Vanessa acrescenta que a instalação do Starlink, além de permitir aos indígenas assistir às aulas remotas, possibilita que façam chamadas de voz, usem aplicativos como o Whatsapp, estudem, produzam mapas e traduzam o idioma deles para o português. Estar na internet, segundo a professora, propicia aos povos o exercício do direito de ser parte da sociedade.
“Conectados, eles podem fazer parte do mundo que os rodeia, ao mesmo tempo em que divulgam suas culturas e participam de processos decisórios, reivindicando o direito de serem cidadãos. Por meio da internet, eles podem, inclusive, acessar o Ministério Público a distância. Assim eles passam a integrar a esfera pública, uma vez que a internet é um espaço de luta para o usufruto dos direitos de seus povos", complementa a professora Vanessa.
Vanessa Tomaz afirma que o fato de a internet disponibilizar conteúdos não apenas educacionais, mas também de entretenimento, precisa ser levado em conta. "A tecnologia facilita a vida das pessoas. No caso das aldeias e quilombos, levar internet a eles é extremamente necessário porque esses povos, muitas vezes, não têm acesso ao básico. Eles querem se conectar ao mundo, ao mesmo tempo em que mantêm e fortalecem suas culturas.”
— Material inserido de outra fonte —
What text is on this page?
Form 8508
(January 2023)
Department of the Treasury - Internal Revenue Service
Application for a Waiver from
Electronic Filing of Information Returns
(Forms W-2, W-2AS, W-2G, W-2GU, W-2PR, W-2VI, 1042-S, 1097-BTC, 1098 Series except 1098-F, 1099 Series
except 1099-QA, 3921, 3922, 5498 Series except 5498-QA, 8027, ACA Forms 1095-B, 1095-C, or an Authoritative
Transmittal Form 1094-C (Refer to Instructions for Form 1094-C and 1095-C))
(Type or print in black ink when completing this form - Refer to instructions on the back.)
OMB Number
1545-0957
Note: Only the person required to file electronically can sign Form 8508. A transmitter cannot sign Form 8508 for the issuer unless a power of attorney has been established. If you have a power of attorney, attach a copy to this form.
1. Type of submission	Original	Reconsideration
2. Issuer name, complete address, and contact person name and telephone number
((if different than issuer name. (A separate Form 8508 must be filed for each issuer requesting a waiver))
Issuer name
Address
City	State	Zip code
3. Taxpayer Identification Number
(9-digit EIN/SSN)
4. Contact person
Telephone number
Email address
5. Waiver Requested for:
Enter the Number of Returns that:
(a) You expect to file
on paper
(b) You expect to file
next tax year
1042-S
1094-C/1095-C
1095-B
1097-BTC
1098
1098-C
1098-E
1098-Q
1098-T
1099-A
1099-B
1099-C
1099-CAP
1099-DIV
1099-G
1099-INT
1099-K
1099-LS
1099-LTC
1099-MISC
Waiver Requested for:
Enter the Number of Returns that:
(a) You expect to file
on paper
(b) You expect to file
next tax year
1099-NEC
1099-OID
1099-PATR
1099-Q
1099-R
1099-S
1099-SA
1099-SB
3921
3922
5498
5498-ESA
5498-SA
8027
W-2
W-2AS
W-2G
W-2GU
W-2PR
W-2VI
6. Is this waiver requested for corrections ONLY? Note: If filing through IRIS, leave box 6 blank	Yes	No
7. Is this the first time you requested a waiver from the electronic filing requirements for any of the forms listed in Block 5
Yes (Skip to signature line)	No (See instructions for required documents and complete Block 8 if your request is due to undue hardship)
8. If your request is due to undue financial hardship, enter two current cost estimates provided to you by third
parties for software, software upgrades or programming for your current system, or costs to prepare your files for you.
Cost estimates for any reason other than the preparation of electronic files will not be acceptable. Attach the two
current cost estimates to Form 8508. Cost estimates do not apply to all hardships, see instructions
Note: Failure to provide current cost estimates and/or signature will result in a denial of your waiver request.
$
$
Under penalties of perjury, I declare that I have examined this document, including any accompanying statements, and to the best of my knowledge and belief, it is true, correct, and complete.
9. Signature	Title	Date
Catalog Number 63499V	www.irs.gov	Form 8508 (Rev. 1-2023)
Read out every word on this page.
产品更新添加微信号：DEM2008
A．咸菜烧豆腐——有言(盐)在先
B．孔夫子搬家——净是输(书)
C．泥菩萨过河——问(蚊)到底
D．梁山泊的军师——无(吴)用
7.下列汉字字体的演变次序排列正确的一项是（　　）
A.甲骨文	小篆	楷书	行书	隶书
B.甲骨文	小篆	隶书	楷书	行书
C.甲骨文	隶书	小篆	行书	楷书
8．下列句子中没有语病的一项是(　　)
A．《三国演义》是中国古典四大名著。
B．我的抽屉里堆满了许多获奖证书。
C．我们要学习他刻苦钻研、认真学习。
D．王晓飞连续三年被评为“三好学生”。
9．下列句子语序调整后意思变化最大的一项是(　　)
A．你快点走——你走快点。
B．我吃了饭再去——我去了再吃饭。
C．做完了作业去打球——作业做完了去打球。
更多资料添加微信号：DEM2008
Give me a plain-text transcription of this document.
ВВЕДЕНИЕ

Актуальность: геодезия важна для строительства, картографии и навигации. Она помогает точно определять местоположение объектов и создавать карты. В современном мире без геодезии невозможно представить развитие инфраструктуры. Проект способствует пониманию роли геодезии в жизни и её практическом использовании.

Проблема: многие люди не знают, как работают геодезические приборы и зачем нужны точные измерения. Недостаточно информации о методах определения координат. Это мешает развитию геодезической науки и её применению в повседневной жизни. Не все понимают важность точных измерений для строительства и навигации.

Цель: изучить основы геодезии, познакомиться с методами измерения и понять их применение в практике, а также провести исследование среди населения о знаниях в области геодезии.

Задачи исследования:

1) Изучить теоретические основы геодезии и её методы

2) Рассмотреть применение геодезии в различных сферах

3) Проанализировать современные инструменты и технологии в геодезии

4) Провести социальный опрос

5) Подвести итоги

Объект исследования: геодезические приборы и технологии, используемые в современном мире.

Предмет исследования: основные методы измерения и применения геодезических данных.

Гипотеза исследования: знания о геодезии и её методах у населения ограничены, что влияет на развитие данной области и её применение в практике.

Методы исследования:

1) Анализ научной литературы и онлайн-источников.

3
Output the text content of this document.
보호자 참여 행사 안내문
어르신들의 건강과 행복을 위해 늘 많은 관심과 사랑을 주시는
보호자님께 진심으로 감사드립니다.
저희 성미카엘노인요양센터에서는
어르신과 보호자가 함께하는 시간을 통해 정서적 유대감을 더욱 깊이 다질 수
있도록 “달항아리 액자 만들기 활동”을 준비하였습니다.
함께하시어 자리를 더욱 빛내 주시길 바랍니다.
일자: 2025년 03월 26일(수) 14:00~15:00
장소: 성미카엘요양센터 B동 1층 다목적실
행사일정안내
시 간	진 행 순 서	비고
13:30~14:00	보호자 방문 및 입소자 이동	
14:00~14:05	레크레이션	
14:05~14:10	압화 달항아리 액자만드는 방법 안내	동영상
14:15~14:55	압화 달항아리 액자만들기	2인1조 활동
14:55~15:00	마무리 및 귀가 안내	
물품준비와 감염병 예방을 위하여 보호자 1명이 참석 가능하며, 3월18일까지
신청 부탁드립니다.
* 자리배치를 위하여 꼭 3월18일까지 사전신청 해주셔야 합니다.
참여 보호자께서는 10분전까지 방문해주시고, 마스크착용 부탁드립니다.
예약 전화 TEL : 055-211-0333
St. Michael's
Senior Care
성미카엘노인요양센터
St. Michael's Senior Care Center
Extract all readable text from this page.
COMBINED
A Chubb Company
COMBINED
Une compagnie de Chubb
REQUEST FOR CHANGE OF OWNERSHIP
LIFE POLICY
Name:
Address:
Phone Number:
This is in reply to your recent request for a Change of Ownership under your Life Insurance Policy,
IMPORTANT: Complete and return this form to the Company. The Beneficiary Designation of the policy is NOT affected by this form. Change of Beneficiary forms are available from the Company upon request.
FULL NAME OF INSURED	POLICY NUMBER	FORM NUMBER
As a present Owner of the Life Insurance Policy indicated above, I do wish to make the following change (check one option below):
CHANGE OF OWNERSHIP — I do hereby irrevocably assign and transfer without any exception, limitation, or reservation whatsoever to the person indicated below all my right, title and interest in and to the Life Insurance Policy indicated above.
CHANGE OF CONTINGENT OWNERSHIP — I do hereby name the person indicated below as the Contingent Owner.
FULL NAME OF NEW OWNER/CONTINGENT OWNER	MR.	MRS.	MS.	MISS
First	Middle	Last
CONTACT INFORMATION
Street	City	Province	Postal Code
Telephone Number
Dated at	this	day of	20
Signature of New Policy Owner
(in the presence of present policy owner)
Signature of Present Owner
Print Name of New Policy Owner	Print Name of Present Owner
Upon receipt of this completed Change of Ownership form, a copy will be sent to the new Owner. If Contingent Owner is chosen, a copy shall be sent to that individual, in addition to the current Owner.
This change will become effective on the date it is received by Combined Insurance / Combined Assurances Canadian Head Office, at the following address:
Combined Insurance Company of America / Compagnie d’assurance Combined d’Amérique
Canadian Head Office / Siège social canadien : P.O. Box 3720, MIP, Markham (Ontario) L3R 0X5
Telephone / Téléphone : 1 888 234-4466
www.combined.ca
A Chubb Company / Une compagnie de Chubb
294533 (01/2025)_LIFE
Lúcio Maxakali comemora a instalação do Starlink na sua aldeia, em Água Boa. “Além de assistir às aulas remotas, o equipamento abre novas possibilidades. Podemos fazer pesquisas, consultar médicos, assistir a filmes e conversar com as pessoas que estão nas cidades", exemplifica.
Capacitação
Para acessar a internet com a conexão via Starlink, indígenas e quilombolas necessitam de capacitação, que deve ser realizada por equipe de educadores, antropólogos e técnicos de informática. Para isso, a equipe de professores idealizadores do projeto agora está em busca de recursos para viabilizar uma espécie de formação para os moradores das aldeias e quilombos onde a tecnologia será instalada.
“Observamos que uma formação para o acesso a essa internet é essencial para o combate à desinformação. Instalaremos os notebooks, a antena e demais equipamentos que possibilitam a navegação na internet em pontos de uso coletivo das aldeias. Nossa intenção é criar uma formação de articuladores de culturas digitais indígenas e quilombolas que dure um ano. Vamos começar formando 30 pessoas, e elas serão responsáveis por cuidar dos equipamentos, aprender a fazer a manutenção deles e a fazer a articulação dos seus usos pelos membros da aldeia”, conclui Vanessa Tomaz.